Resmi Gazete’de yayımlanan 31 sayfalık gerekçeli kararda, İstanbul 13. Ağır Ceza Mahkemesi ve Yargıtay 3. Ceza Dairesi’nin AYM kararını yerine getirmemesiyle başlayan yargı krizine atıf yapıldı.

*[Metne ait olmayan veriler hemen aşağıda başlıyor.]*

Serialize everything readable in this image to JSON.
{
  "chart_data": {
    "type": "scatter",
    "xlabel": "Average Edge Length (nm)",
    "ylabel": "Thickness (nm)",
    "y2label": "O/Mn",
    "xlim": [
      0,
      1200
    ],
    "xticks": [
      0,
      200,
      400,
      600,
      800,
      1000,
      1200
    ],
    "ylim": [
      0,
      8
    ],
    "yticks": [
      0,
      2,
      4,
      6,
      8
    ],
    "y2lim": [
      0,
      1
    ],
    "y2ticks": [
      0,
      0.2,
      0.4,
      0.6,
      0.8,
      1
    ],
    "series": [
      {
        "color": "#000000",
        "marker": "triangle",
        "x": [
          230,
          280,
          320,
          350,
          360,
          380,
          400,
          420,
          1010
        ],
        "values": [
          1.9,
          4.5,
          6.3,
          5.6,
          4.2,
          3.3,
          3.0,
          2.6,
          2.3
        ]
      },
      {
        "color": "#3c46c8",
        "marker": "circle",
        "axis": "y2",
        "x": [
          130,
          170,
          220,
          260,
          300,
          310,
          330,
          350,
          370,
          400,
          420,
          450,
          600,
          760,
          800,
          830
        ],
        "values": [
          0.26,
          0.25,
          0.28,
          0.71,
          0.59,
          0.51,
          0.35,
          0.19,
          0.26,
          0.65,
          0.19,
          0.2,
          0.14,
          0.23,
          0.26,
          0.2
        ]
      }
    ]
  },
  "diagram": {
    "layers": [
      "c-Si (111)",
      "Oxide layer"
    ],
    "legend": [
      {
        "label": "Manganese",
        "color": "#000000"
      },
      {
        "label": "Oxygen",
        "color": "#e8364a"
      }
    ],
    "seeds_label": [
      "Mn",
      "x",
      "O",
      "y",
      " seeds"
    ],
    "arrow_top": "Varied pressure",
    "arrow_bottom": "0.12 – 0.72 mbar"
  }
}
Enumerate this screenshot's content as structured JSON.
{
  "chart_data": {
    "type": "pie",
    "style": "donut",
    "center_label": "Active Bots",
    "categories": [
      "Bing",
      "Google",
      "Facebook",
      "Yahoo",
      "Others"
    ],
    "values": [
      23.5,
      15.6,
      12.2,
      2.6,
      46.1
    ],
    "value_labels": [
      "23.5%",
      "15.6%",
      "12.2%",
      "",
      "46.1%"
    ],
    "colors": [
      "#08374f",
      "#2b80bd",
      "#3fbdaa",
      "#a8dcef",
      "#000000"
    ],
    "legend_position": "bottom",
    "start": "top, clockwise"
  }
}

CAN ATALAY İÇİN İKİNCİ KEZ İHLAL KARARI
AYM üyeleri oybirliğiyle ‘kararı uygulayın’ dedi
Mahkemelerin, “Anayasa’nın hükümlerini göz ardı ettikleri ve açıkça aykırı” davrandıkları belirtilen gerekçede, şöyle denildi:
“İstanbul 13. Ağır Ceza Mahkemesinin yetkisi dâhilinde kalan bir dosyayı Yargıtay 3. Ceza Dairesine göndermesiyle başlayan, Dairenin de Anayasa hükümlerini göz ardı ederek verdiği bir kararla şekillenen bu süreç Anayasa'nın sözüne açıkça aykırılık oluşturmuş ve neticede başvurucunun keyfi olarak özgürlüğünden yoksun bırakılmasına yol açmıştır. Bu durumda başvurucunun hükümlü statüsüyle hâlen ceza infaz kurumunda tutulması Anayasa'nın kişi hürriyeti ve güvenliği hakkına ilişkin güvencelerin yer aldığı 19. maddesine aykırılık teşkil etmektedir.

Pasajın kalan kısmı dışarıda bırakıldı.